Was soll ich davon bloss halten? Jungvampire sind sehr stark, aber vollkommen Stimmungsabhängig. Manche Menschen, besonders Teenager, bemerken ihren beginnenden Vampirismus erst gar nicht, weil sie die Hormonschübe und körperlichen Veränderungen auf ihr Wachstum und ihre Lebensphase schieben... Zumindest bis sie ihr erstes Opfer zwischen den Zähnen haben.

Gerade als ich durch die etwas abgelegenen Gassen von Dever streiche und meinen Wrap vollends weggemampft habe, steigt mir ein unvergleichbarer Geruch in die Nase. Völlig perplex bleibe ich stehen und zeihe die Augenbrauen zusammen. Es riecht süß und... sanft? Sofort hat es eine beruhigende Wirkung auf mich und alle meine Sorgen rücken in den Hintergrund. Wie von selbst tragen mich meine Füße in Richtung des altmodischen Motels, das nicht weit vom Highway entfernt liegt. Was ist das?! Eine Droge? Ich will mehr davon, Verdammt!

Kurz muss ich meine Augen schließen. Und da wird mir bewusst, wie sehr mein Körper auf den... Duft reagiert: Mein Herz wummert heftig und mein Puls schickt kochendes Blut viel zu schnell durch meinen Körper. Meine Hände werden schwitzig und ich spüre, wie mein erhitztes Blut in bestimmte Körperregionen fliesst, wo es definitiv nicht hinsoll. Ich schnappe nach Luft und reiße meine Augen auf. Ich muss hier weg! Jetzt!

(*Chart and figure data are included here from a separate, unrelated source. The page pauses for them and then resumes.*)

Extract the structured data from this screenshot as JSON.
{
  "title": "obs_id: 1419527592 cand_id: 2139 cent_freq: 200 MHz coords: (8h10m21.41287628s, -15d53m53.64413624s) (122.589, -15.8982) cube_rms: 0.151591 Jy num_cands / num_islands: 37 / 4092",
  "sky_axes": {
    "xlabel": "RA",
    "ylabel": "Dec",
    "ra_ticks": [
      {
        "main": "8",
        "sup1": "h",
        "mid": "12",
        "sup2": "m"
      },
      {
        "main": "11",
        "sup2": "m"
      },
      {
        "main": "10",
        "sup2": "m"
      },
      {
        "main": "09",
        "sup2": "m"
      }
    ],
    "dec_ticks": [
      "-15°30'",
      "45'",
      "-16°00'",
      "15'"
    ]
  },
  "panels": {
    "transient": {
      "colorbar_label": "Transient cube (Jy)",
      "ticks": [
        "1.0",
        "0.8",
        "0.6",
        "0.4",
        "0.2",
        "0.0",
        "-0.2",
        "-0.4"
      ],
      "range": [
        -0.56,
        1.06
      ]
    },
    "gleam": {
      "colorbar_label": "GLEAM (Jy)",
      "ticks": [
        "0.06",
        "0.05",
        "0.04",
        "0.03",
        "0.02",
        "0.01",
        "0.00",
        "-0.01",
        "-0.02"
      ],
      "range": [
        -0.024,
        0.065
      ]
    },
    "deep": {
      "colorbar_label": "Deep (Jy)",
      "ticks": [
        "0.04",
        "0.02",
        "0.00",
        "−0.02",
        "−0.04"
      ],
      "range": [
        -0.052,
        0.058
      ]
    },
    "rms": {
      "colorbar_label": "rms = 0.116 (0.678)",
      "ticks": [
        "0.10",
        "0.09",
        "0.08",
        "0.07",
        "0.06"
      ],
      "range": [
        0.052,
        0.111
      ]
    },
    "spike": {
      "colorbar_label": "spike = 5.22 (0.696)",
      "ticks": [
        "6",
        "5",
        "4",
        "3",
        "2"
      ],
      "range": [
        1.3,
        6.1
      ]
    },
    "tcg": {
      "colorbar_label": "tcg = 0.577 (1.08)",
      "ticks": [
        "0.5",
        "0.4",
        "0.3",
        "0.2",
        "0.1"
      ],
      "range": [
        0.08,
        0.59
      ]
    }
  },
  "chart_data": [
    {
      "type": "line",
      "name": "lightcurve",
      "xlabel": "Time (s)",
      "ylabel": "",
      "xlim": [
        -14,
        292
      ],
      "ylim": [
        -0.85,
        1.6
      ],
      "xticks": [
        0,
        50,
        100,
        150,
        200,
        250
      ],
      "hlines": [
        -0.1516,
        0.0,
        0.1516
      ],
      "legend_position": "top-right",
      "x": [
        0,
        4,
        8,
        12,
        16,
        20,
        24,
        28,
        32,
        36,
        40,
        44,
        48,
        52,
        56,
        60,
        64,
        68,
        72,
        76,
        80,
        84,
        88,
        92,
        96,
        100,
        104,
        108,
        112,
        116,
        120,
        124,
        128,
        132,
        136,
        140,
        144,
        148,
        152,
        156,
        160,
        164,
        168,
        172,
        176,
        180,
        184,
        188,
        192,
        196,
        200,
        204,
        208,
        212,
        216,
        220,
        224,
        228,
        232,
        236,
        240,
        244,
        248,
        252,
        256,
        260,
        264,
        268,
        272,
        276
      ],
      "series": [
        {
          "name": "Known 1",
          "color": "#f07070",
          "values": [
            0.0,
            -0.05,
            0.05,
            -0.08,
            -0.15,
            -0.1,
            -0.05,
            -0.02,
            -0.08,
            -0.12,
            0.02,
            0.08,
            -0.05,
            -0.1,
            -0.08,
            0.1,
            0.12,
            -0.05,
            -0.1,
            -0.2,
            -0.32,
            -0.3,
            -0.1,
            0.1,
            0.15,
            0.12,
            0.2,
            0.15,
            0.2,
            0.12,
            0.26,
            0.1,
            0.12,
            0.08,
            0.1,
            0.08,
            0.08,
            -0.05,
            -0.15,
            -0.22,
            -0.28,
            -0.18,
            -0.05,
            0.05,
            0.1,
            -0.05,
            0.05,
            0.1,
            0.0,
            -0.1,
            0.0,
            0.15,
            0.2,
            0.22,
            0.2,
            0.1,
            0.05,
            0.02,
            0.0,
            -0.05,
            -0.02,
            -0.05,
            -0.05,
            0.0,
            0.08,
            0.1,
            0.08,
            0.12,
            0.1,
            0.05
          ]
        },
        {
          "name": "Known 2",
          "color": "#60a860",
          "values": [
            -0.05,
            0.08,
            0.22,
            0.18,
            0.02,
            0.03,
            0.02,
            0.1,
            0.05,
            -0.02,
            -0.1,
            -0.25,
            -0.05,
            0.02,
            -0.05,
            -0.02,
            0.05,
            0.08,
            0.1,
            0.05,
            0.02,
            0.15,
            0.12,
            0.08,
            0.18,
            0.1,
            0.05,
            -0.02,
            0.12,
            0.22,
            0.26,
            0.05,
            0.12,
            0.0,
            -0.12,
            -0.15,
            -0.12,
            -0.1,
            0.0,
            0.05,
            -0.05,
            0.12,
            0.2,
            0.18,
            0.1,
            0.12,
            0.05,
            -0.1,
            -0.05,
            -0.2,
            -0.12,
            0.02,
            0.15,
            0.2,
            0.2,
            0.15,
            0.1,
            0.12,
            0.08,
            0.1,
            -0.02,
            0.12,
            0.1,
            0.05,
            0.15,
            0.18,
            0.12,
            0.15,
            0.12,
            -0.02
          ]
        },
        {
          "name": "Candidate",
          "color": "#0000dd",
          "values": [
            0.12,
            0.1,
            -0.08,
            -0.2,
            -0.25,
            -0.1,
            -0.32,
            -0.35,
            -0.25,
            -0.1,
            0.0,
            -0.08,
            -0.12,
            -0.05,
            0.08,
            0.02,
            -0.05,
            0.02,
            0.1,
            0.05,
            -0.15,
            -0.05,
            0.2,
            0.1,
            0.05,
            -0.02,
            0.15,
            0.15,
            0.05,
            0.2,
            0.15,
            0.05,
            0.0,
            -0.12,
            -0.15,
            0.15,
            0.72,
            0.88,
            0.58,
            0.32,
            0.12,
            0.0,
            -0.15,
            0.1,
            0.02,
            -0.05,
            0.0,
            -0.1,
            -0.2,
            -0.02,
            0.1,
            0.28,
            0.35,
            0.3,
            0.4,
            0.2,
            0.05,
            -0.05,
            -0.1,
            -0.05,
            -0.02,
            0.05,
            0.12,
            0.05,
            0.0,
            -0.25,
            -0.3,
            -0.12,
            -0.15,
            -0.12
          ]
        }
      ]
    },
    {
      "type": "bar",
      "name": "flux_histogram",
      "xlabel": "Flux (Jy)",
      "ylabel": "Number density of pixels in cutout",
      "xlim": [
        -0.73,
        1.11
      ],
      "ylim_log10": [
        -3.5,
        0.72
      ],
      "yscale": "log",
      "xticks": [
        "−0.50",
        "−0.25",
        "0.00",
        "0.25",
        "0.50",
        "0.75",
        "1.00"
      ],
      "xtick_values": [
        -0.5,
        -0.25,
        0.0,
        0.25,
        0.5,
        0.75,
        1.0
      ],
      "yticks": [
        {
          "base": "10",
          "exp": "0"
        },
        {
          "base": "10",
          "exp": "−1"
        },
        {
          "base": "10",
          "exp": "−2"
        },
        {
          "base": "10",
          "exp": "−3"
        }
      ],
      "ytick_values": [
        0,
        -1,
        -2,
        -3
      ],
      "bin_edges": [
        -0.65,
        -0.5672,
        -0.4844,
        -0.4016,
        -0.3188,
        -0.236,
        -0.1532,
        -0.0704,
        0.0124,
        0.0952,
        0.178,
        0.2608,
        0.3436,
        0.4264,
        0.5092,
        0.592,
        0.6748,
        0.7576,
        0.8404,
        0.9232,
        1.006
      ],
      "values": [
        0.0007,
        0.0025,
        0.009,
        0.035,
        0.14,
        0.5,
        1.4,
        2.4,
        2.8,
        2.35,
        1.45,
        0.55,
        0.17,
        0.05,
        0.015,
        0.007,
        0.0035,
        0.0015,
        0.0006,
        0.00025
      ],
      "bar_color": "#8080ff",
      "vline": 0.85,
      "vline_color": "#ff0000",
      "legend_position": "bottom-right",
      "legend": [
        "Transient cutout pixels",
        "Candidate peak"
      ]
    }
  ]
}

Ich drehe mich um hundertachtzig Grad und haste schweren Herzens wieder zurück in die Innenstadt.

Geh zurück, du Idiot! Schreit mein Unterbewusstsein mich an, aber ich kann mich am Riemen reißen. Völlig geschafft lasse ich mich in die Ledersitze meines Pickups fallen. Ein paar Minuten verweile ich einfach so, bevor ich irgendwie meine Beherrschung wieder finde und mich auf den Weg nach Hause mache. Isaac kann mir vielleicht schon Infos über die Vampire geben und vielleicht kennt er sich ja mit dieser ... Geruchsanomalie... aus.